When national security, regulatory compliance and information management collide

Disclosing sensitive or protected data isn’t just a data privacy violation—it can also be a matter of national security, as several companies recently found out. FTI’s Renato Fazzone and Mike Carter examine issues related to State Department investigations.

The State Department recently concluded numerous investigations of corporations for hundreds of violations of the International Trade in Arms Regulations (ITAR) and other export control laws. Although these allegations related to the unauthorized export and transfer of defense products to several countries and regulatory violations, they also highlighted fundamental information management oversights that contributed to serious conformity failures

A few important ones management Lessons can be learned from recent State Department investigations into access control, device management, information management policies, and the role of self-reporting in compliance programs. Many organizations may primarily consider these areas of information management and compliance in the context of data regulations, privacy requirements and other legal risks.

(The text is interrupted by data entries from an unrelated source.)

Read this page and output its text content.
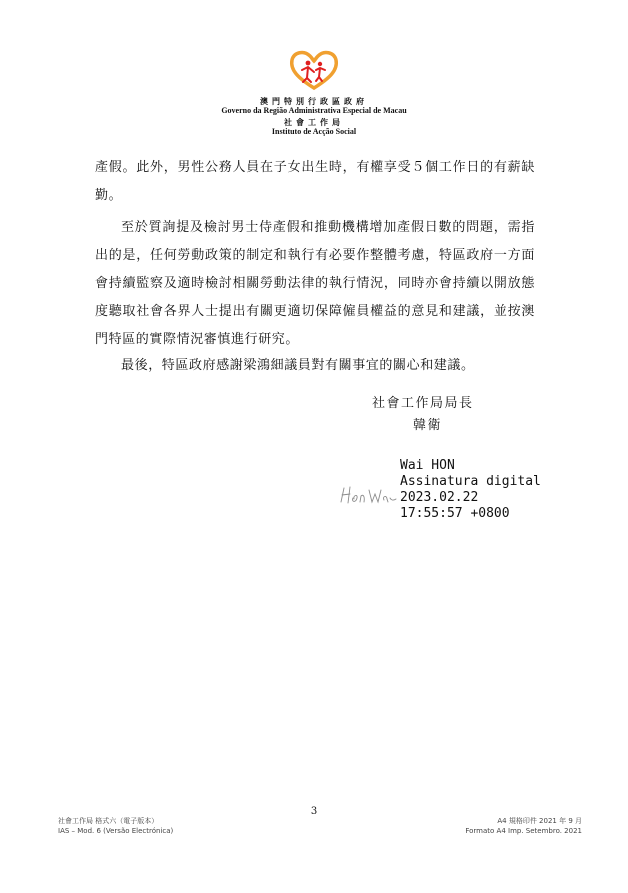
澳門特別行政區政府
Governo da Região Administrativa Especial de Macau
社會工作局
Instituto de Acção Social

產假。此外，男性公務人員在子女出生時，有權享受５個工作日的有薪缺勤。

至於質詢提及檢討男士侍產假和推動機構增加產假日數的問題，需指出的是，任何勞動政策的制定和執行有必要作整體考慮，特區政府一方面會持續監察及適時檢討相關勞動法律的執行情況，同時亦會持續以開放態度聽取社會各界人士提出有關更適切保障僱員權益的意見和建議，並按澳門特區的實際情況審慎進行研究。

最後，特區政府感謝梁鴻細議員對有關事宜的關心和建議。

社會工作局局長
韓衛
Wai HON
Assinatura digital
2023.02.22
17:55:57 +0800
3
社會工作局 格式六（電子版本）
IAS – Mod. 6 (Versão Electrónica)
A4 規格印件 2021 年 9 月
Formato A4 Imp. Setembro. 2021
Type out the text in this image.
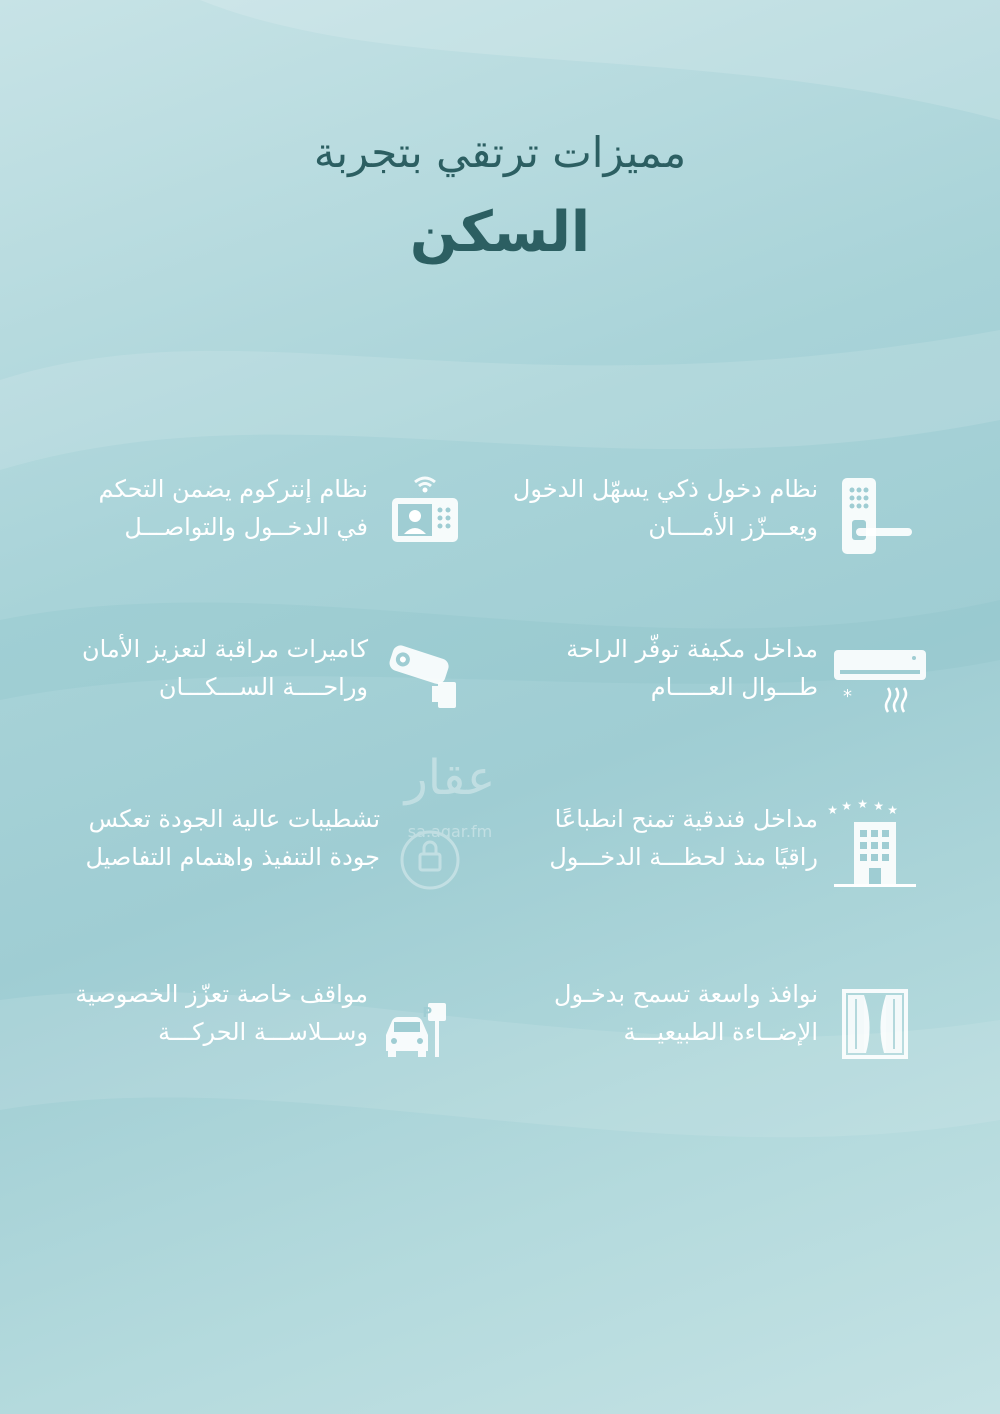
مميزات ترتقي بتجربة
السكن
نظام دخول ذكي يسهّل الدخول
ويعـــزّز الأمــــان
نظام إنتركوم يضمن التحكم
في الدخــول والتواصـــل
*
مداخل مكيفة توفّر الراحة
طـــوال العـــــام
كاميرات مراقبة لتعزيز الأمان
وراحــــة الســـكـــان
★ ★ ★ ★ ★
مداخل فندقية تمنح انطباعًا
راقيًا منذ لحظـــة الدخـــول
تشطيبات عالية الجودة تعكس
جودة التنفيذ واهتمام التفاصيل
نوافذ واسعة تسمح بدخـول
الإضــاءة الطبيعيـــة
P
مواقف خاصة تعزّز الخصوصية
وســلاســـة الحركـــة
عقار
sa.aqar.fm
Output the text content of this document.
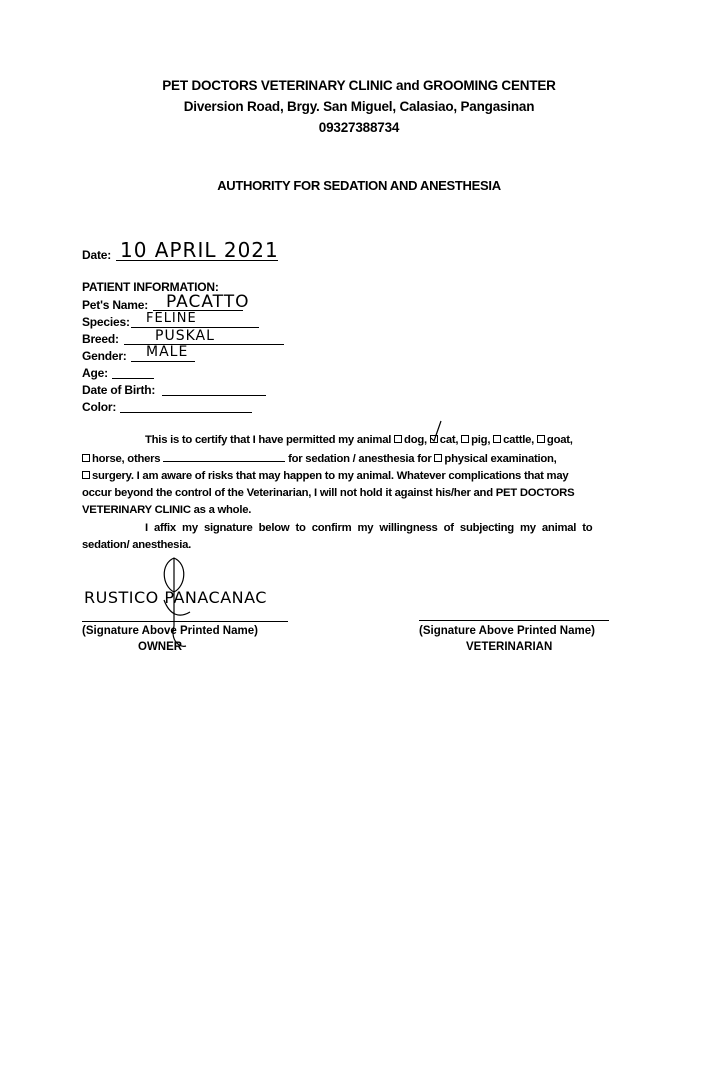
PET DOCTORS VETERINARY CLINIC and GROOMING CENTER
Diversion Road, Brgy. San Miguel, Calasiao, Pangasinan
09327388734
AUTHORITY FOR SEDATION AND ANESTHESIA
Date: 10 APRIL 2021
PATIENT INFORMATION:
Pet's Name: PACATTO
Species: FELINE
Breed:	PUSKAL
Gender: MALE
Age:
Date of Birth:
Color:
This is to certify that I have permitted my animal dog, cat, pig, cattle, goat,
horse, others	for sedation / anesthesia for physical examination,
surgery. I am aware of risks that may happen to my animal. Whatever complications that may
occur beyond the control of the Veterinarian, I will not hold it against his/her and PET DOCTORS
VETERINARY CLINIC as a whole.
I affix my signature below to confirm my willingness of subjecting my animal to
sedation/ anesthesia.
RUSTICO PANACANAC
(Signature Above Printed Name)
OWNER
(Signature Above Printed Name)
VETERINARIAN
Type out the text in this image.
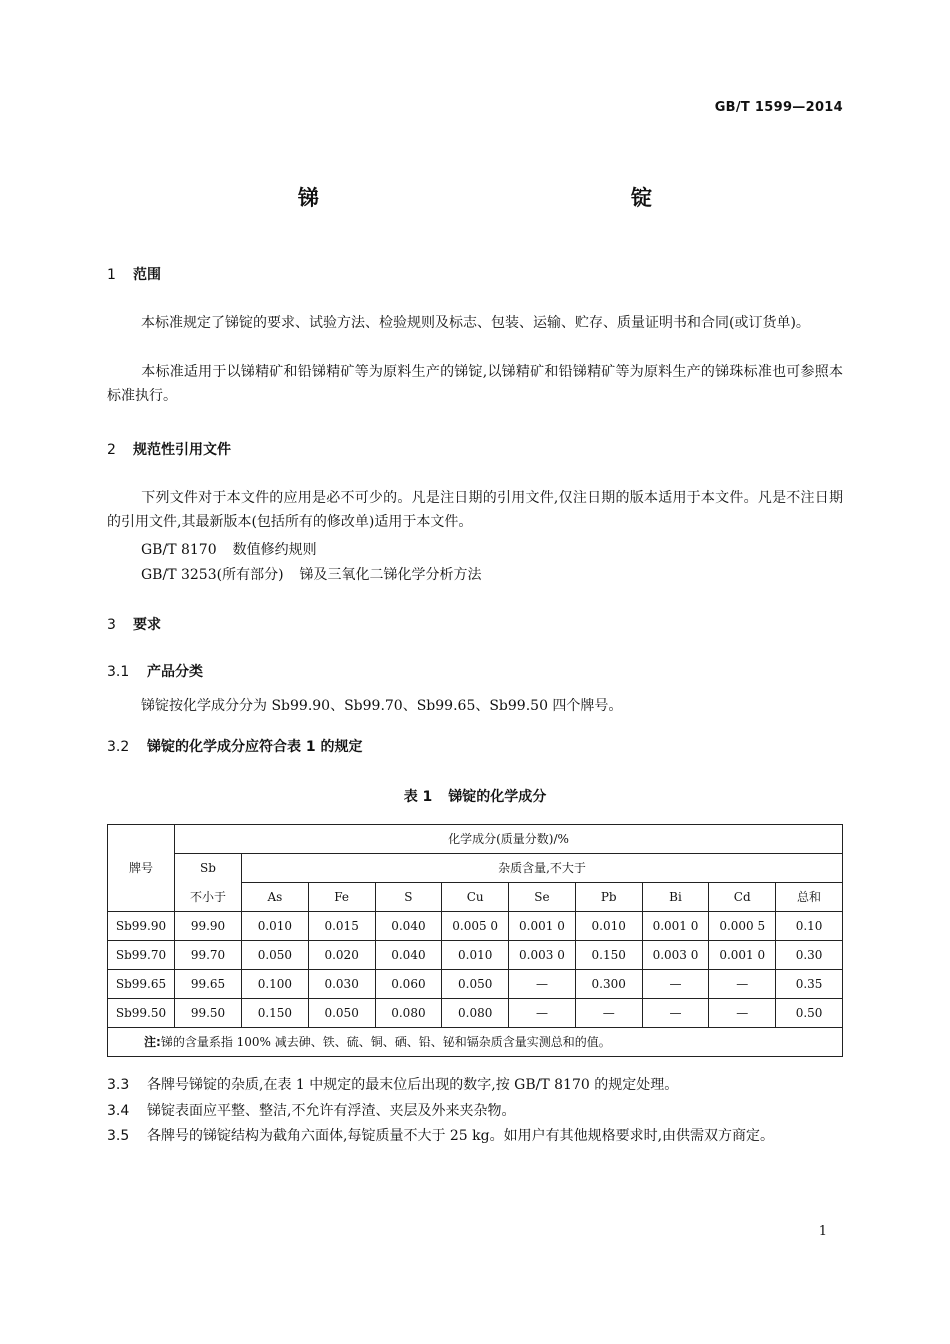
GB/T 1599—2014
锑　　锭
1 范围
本标准规定了锑锭的要求、试验方法、检验规则及标志、包装、运输、贮存、质量证明书和合同(或订货单)。
本标准适用于以锑精矿和铅锑精矿等为原料生产的锑锭,以锑精矿和铅锑精矿等为原料生产的锑珠标准也可参照本标准执行。
2 规范性引用文件
下列文件对于本文件的应用是必不可少的。凡是注日期的引用文件,仅注日期的版本适用于本文件。凡是不注日期的引用文件,其最新版本(包括所有的修改单)适用于本文件。
GB/T 8170 数值修约规则
GB/T 3253(所有部分) 锑及三氧化二锑化学分析方法
3 要求
3.1 产品分类
锑锭按化学成分分为 Sb99.90、Sb99.70、Sb99.65、Sb99.50 四个牌号。
3.2 锑锭的化学成分应符合表 1 的规定
表 1 锑锭的化学成分
牌号	化学成分(质量分数)/%									
	Sb	杂质含量,不大于								
	不小于	As	Fe	S	Cu	Se	Pb	Bi	Cd	总和
Sb99.90	99.90	0.010	0.015	0.040	0.005 0	0.001 0	0.010	0.001 0	0.000 5	0.10
Sb99.70	99.70	0.050	0.020	0.040	0.010	0.003 0	0.150	0.003 0	0.001 0	0.30
Sb99.65	99.65	0.100	0.030	0.060	0.050	—	0.300	—	—	0.35
Sb99.50	99.50	0.150	0.050	0.080	0.080	—	—	—	—	0.50
注:锑的含量系指 100% 减去砷、铁、硫、铜、硒、铅、铋和镉杂质含量实测总和的值。										
3.3 各牌号锑锭的杂质,在表 1 中规定的最末位后出现的数字,按 GB/T 8170 的规定处理。
3.4 锑锭表面应平整、整洁,不允许有浮渣、夹层及外来夹杂物。
3.5 各牌号的锑锭结构为截角六面体,每锭质量不大于 25 kg。如用户有其他规格要求时,由供需双方商定。
1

However, these cases highlight that failures in information management policies and processes can have serious consequences, ranging from individual sanctions violations to threats to national security and hundreds of millions of dollars in fines.

Violation of data transmission

One recent State Department case included in the $200 million settlement involved unauthorized access to company information from an employee’s device while the employee was traveling to an ITAR-prohibited destination. According to the company’s disclosure to the State Department, the employee took a company-issued laptop that contained ITAR-controlled technical data and accessed the company’s US network on two personal trips to the restricted country.

Although the employee made a formal request to take the laptop on the first trip, the country was not specified as a destination. A later update to the request showed that the employee had been rerouted to the destination, but this had been missed in the verification process and had not been forwarded. During the second trip, the employee also did not specify the destination in the trip request with the company-issued devices. A later annotation to the query included the name of the country, but this was again omitted and not investigated.

When these breaches were later discovered during a compliance review and subsequently investigated by the government, it was determined that the incident exposed technical data that adversely affected US national security and Defense Department programs.

Charges against a separate company found similar failures in data access controls that led to the export and re-transfer of sensitive technical data to unauthorized contractors, employees and countries. In numerous incidents, ITAR-controlled data was illegally downloaded and/or transferred from a company’s internal document storage. During the investigation, the company believed that in some cases the data was not properly classified, which led to unauthorized access. Among other violations, these incidents resulted in more than $50 million in fines for the company.

Protection of vulnerable data resources

Given the increasing sensitivity, dispersion, volume, complexity, value and vulnerability of data across sectors, organizations operating as government suppliers or subject to regulations such as ITAR must recognize information management as a business imperative. Preventing the disclosure of confidential or protected data may well be a matter of national security. Basics that companies should evaluate and reinforce in their programs include:

Data protection policies that apply solely to confidential data, including technical data that may be subject to ITAR or other similar laws.
Strict classification and labeling of data, supported by clear authorization processes that must be followed to access and share each class of data.
Access control based on employee status, role, nationality and geographic location.
Device management that automatically limits access to company networks from unauthorized locations and notifies compliance teams of suspicious device access or activity.
Governance and compliance specialists—backed by advanced technology—to monitor and investigate activities that violate regulatory requirements and/or company policies.
Internal procedures to quickly flag and escalate potential compliance violations so they can be quickly understood and mitigated.
Regular testing of data access and protection by qualified independent third parties or internal audit.
A justified process for archiving and deleting sensitive data beyond established data retention requirements to limit the excessive risk of data leakage.
A strategy for dealing with issues as they become known, including the parameters, processes and personnel needed to determine when and how to voluntarily report breaches to regulatory authorities.

These recent ITAR violations illustrate the importance of properly classifying data, implementing safeguards against unauthorized transfer, and maintaining robust access controls. In addition, they justify the need to be strong data protection and compliance policies and processes, because even if strong controls cannot prevent every data breach, they make it easier for companies to identify problems more quickly. This, in turn, improves internal investigative processes and can support timely reporting when cooperation with regulatory authorities is required.